Mexican President Andres Manuel Lopez Obrador on Wednesday downplayed the importance of wearing face masks during the novel coronavirus pandemic, calling his treasury secretary’s assertion that using them would be a factor in reactivating the economy “disproportionate.”
Lopez Obrador had never been seen publicly wearing a mask until he flew to Washington earlier this month to meet with U.S. President Donald Trump.
“If a mask was an option for the economy’s reactivation, I’d put one on immediately,” Lopez Obrador said Wednesday. “But it’s not like that. I follow the recommendations of the doctors, of the scientists.”
The World Health Organization recommends the wearing of masks among other measures to slow the spread of COVID-19. At age 66, Lopez Obrador also falls into an at-risk group of people who should wear masks.
Mexico continued to report high transmission rates Wednesday, with 6,019 newly confirmed cases, for a cumulative total of 362,274 infections. The Health Department also reported 790 more deaths, bringing the total so far in the pandemic to 41,190, the fourth highest total behind the United Kingdom at 45,586.
On Tuesday, Treasury Secretary Arturo Herrera said in a virtual meeting with a national business council that countries that have taken a more ordered approach and precautions in reactivating their economies had been more successful than others that suffered new outbreaks and had to lock down again.

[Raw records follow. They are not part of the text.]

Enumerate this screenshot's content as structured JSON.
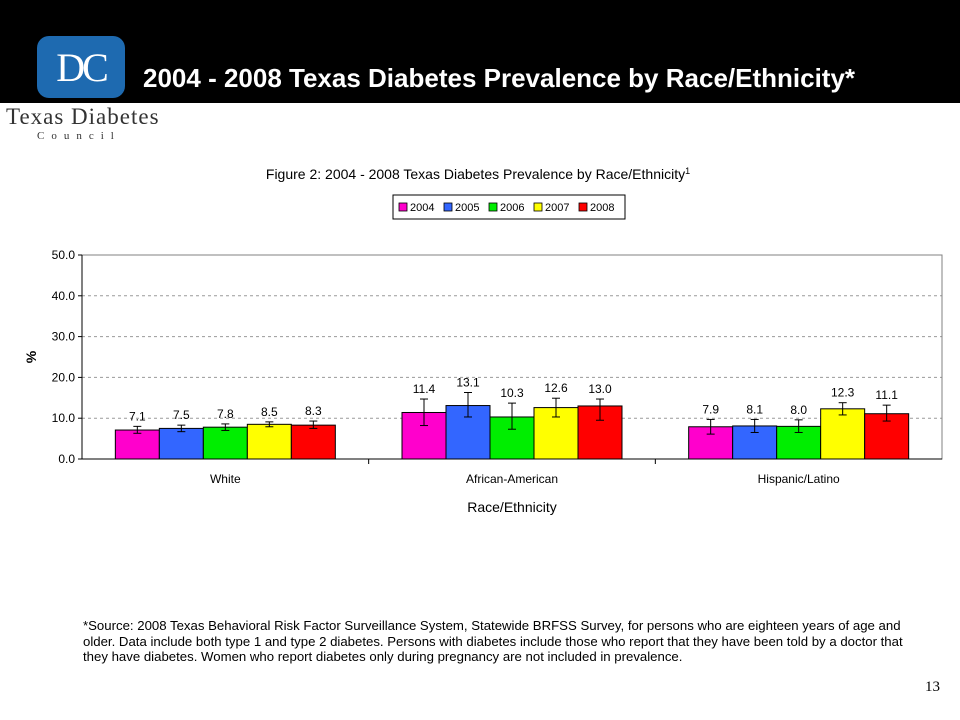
{
  "slide": {
    "title": "2004 - 2008 Texas Diabetes Prevalence by Race/Ethnicity*",
    "logo_text": "DC",
    "org_name": "Texas Diabetes",
    "org_sub": "Council",
    "page_number": "13",
    "footnote": "*Source:  2008 Texas Behavioral Risk Factor Surveillance System, Statewide BRFSS Survey, for persons who are eighteen years of age and older.  Data include both type 1 and type 2 diabetes. Persons with diabetes include those who report that they have been told by a doctor that they have diabetes. Women who report diabetes only during pregnancy are not included in prevalence."
  },
  "colors": {
    "header_background": "#000000",
    "logo_background": "#1e6ab0"
  },
  "chart_data": {
    "type": "bar",
    "title": "Figure 2: 2004 - 2008 Texas Diabetes Prevalence by Race/Ethnicity",
    "title_superscript": "1",
    "xlabel": "Race/Ethnicity",
    "ylabel": "%",
    "ylim": [
      0,
      50
    ],
    "yticks": [
      "0.0",
      "10.0",
      "20.0",
      "30.0",
      "40.0",
      "50.0"
    ],
    "grid": true,
    "legend_position": "top",
    "categories": [
      "White",
      "African-American",
      "Hispanic/Latino"
    ],
    "series": [
      {
        "name": "2004",
        "color": "#ff00cc",
        "values": [
          7.1,
          11.4,
          7.9
        ],
        "labels": [
          "7.1",
          "11.4",
          "7.9"
        ],
        "error_low": [
          6.3,
          8.2,
          6.1
        ],
        "error_high": [
          8.0,
          14.7,
          9.7
        ]
      },
      {
        "name": "2005",
        "color": "#3366ff",
        "values": [
          7.5,
          13.1,
          8.1
        ],
        "labels": [
          "7.5",
          "13.1",
          "8.1"
        ],
        "error_low": [
          6.7,
          10.3,
          6.5
        ],
        "error_high": [
          8.3,
          16.3,
          9.7
        ]
      },
      {
        "name": "2006",
        "color": "#00ee00",
        "values": [
          7.8,
          10.3,
          8.0
        ],
        "labels": [
          "7.8",
          "10.3",
          "8.0"
        ],
        "error_low": [
          7.0,
          7.3,
          6.5
        ],
        "error_high": [
          8.6,
          13.7,
          9.6
        ]
      },
      {
        "name": "2007",
        "color": "#ffff00",
        "values": [
          8.5,
          12.6,
          12.3
        ],
        "labels": [
          "8.5",
          "12.6",
          "12.3"
        ],
        "error_low": [
          7.9,
          10.3,
          10.8
        ],
        "error_high": [
          9.1,
          14.9,
          13.8
        ]
      },
      {
        "name": "2008",
        "color": "#ff0000",
        "values": [
          8.3,
          13.0,
          11.1
        ],
        "labels": [
          "8.3",
          "13.0",
          "11.1"
        ],
        "error_low": [
          7.5,
          9.5,
          9.3
        ],
        "error_high": [
          9.3,
          14.7,
          13.2
        ]
      }
    ]
  }
}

Herrera himself had been earlier infected with COVID-19 and recovered.
On Wednesday, Herrera was sitting behind Lopez Obrador when he spoke and he asked the president to let him clarify his comments from the day before. He said he was using the mask as an “analogy” to explain to business owners that measures have to be taken to safely operate now. Among such measures are masks and he pulled out his own.

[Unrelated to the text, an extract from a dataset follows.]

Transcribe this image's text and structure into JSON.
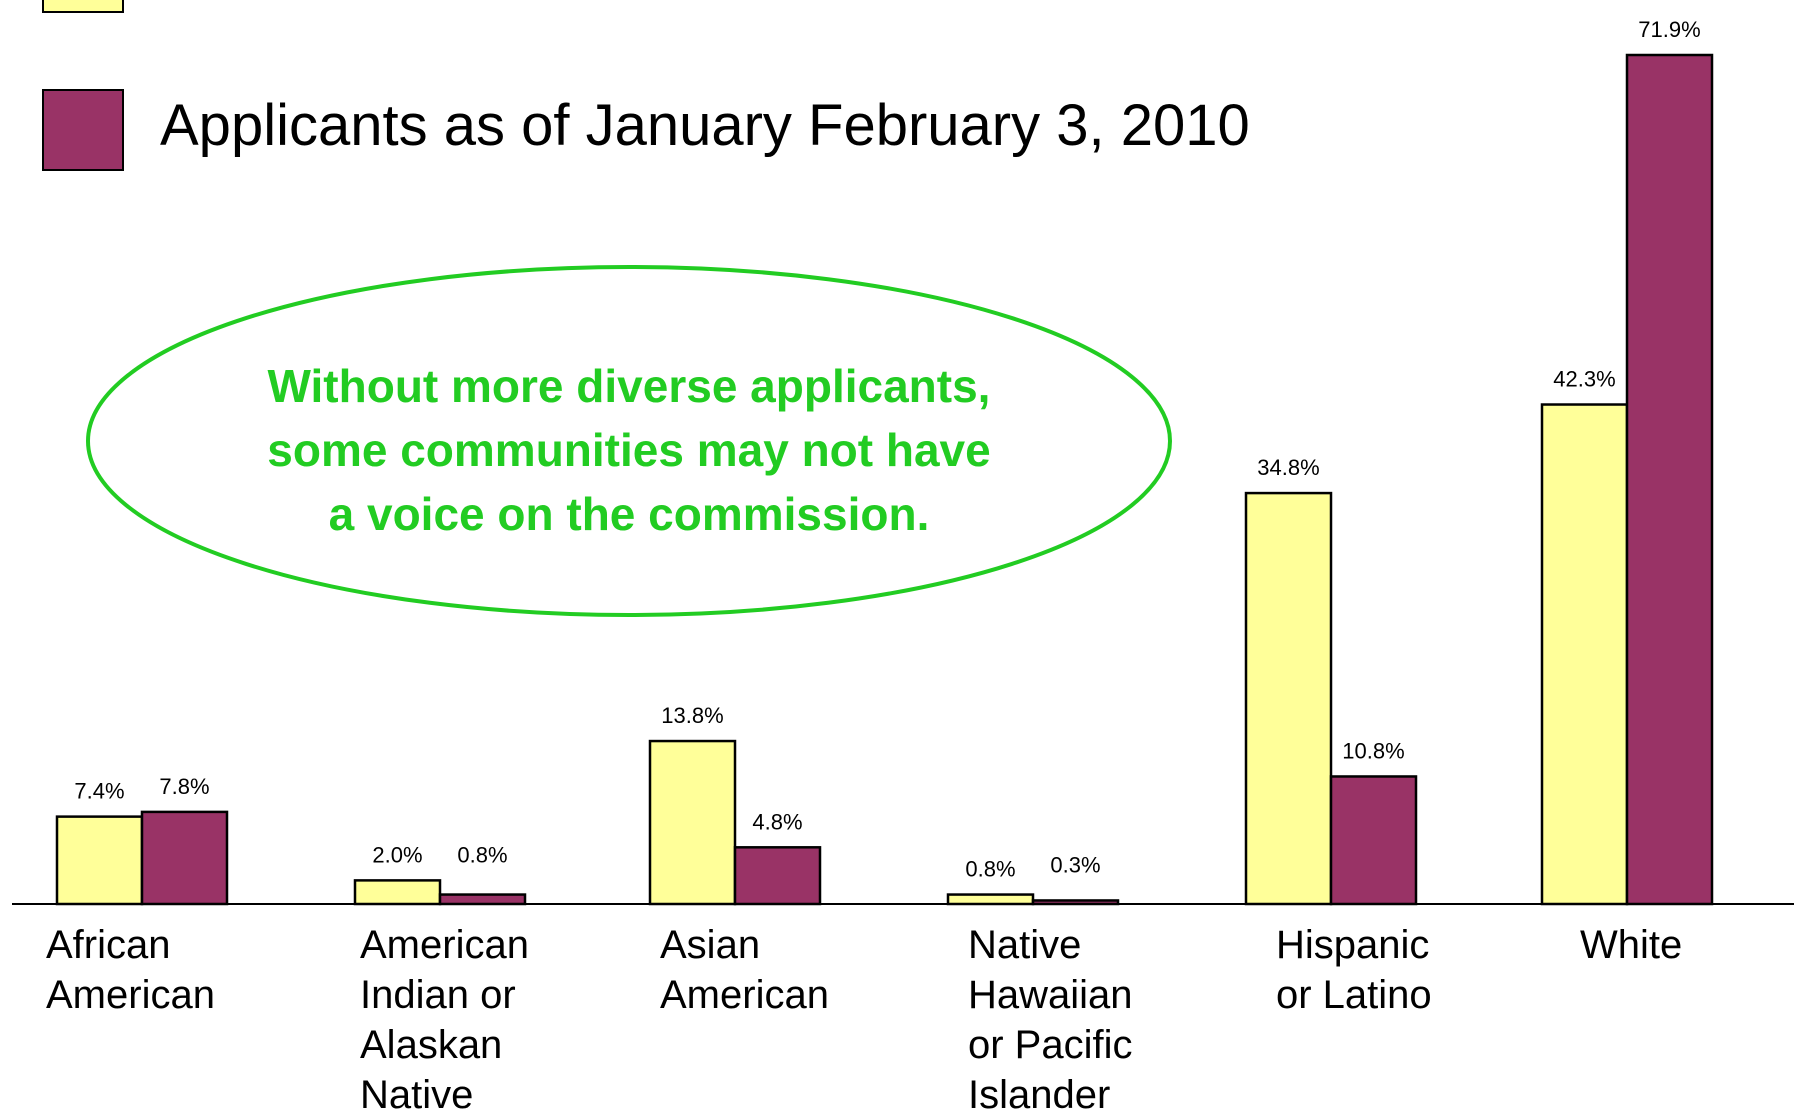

Lopez Obrador returned to the podium and pronounced: “It’s safe distance and freedom.” He then proceeded to commend Mexicans for being careful and to criticize recent stories in the press that highlight the number dead in countries with presidents who don’t wear masks, including Mexico, the United States and Brazil.
Trump tweeted a photo of himself wearing a mask Monday and yesterday conceded that they had an impact.
Lopez Obrador continued travelling around Mexico for weeks, wading into crowds like usual, after Mexico confirmed its first COVID-19 infection Feb. 28. He has generally downplayed the pandemic’s threat and pushed to reopen Mexico’s economy.
“It’s not just the mask,” he said. “It has to do with a number of factors of all kinds.”
On Wednesday, the Health Department reported that COVID-19 has now become the leading cause of death among pregnant women in Mexico and those who have recently given birth, accounting for 19 per cent of such deaths.
A total of 2,842 infections have been confirmed among pregnant women and those who have recently given birth, resulting in 83 deaths. The agency said 88 per cent of the infections were confirmed during pregnancy and 12 per cent after giving birth.